Description: Closure law for reciprocal. (Contributed by NM, 30-Apr-2005) (Revised by Mario Carneiro, 27-May-2016)

Ref Expression
Assertion rereccl
|- ( ( A e. RR /\ A =/= 0 ) -> ( 1 / A ) e. RR )

Proof

Step Hyp Ref Expression
1 ax-rrecex
 |-  ( ( A e. RR /\ A =/= 0 ) -> E. x e. RR ( A x. x ) = 1 )
2 eqcom
 |-  ( x = ( 1 / A ) <-> ( 1 / A ) = x )
3 1cnd
 |-  ( ( ( A e. RR /\ A =/= 0 ) /\ x e.
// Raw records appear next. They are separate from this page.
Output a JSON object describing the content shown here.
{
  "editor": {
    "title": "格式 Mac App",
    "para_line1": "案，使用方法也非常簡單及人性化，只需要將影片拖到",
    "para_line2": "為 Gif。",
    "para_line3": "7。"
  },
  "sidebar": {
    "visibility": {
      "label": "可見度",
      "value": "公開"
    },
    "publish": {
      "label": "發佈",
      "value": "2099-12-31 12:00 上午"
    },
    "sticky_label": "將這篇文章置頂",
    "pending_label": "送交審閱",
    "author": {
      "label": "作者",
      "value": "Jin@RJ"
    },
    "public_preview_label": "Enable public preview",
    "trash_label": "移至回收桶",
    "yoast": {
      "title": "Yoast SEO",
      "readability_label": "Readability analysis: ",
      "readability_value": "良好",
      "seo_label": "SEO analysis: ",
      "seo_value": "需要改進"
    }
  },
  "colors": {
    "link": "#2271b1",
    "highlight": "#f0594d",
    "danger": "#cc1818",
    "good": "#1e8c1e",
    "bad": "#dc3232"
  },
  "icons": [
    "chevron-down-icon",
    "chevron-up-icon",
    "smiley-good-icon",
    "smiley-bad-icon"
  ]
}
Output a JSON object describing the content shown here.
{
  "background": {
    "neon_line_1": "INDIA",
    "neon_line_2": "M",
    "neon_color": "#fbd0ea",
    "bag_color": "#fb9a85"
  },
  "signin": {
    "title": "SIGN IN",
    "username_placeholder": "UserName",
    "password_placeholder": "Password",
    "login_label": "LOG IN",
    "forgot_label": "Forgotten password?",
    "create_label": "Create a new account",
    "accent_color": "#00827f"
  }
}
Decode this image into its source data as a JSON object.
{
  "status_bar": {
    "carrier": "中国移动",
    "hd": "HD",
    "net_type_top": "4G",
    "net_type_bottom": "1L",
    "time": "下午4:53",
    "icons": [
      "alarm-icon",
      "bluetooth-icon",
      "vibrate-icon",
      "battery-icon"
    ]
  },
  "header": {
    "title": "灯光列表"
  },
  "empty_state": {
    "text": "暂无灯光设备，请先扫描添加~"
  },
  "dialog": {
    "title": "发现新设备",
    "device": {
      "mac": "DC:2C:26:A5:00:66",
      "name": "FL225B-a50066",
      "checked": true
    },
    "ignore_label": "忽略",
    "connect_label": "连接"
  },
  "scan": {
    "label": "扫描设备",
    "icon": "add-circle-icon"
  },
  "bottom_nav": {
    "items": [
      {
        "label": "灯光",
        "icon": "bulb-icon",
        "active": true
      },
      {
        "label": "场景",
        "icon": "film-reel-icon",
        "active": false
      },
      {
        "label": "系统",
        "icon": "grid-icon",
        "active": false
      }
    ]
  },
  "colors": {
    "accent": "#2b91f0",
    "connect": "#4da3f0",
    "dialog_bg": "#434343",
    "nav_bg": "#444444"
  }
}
RR ) -> 1 e. CC )
4 simpr
 |-  ( ( ( A e. RR /\ A =/= 0 ) /\ x e. RR ) -> x e. RR )
5 4 recnd
 |-  ( ( ( A e. RR /\ A =/= 0 ) /\ x e. RR ) -> x e. CC )
6 simpll
 |-  ( ( ( A e. RR /\ A =/= 0 ) /\ x e. RR ) -> A e. RR )
7 6 recnd
 |-  ( ( ( A e. RR /\ A =/= 0 ) /\ x e. RR ) -> A e. CC )
8 simplr
 |-  ( ( ( A e. RR /\ A =/= 0 ) /\ x e. RR ) -> A =/= 0 )
9 divmul
 |-  ( ( 1 e. CC /\ x e. CC /\ ( A e. CC /\ A =/= 0 ) ) -> ( ( 1 / A ) = x <-> ( A x. x ) = 1 ) )
10 3 5 7 8 9 syl112anc
 |-  ( ( ( A e. RR /\ A =/= 0 ) /\ x e. RR ) -> ( ( 1 / A ) = x <-> ( A x. x ) = 1 ) )
11 2 10 syl5bb
 |-  ( ( ( A e. RR /\ A =/= 0 ) /\ x e. RR ) -> ( x = ( 1 / A ) <-> ( A x. x ) = 1 ) )
12 11 rexbidva
 |-  ( ( A e. RR /\ A =/= 0 ) -> ( E. x e. RR x = ( 1 / A ) <-> E. x e. RR ( A x. x ) = 1 ) )
13 1 12 mpbird
 |-  ( ( A e. RR /\ A =/= 0 ) -> E. x e. RR x = ( 1 / A ) )
14 risset
 |-  ( ( 1 / A ) e. RR <-> E. x e. RR x = ( 1 / A ) )
15 13 14 sylibr
 |-  ( ( A e. RR /\ A =/= 0 ) -> ( 1 / A ) e. RR )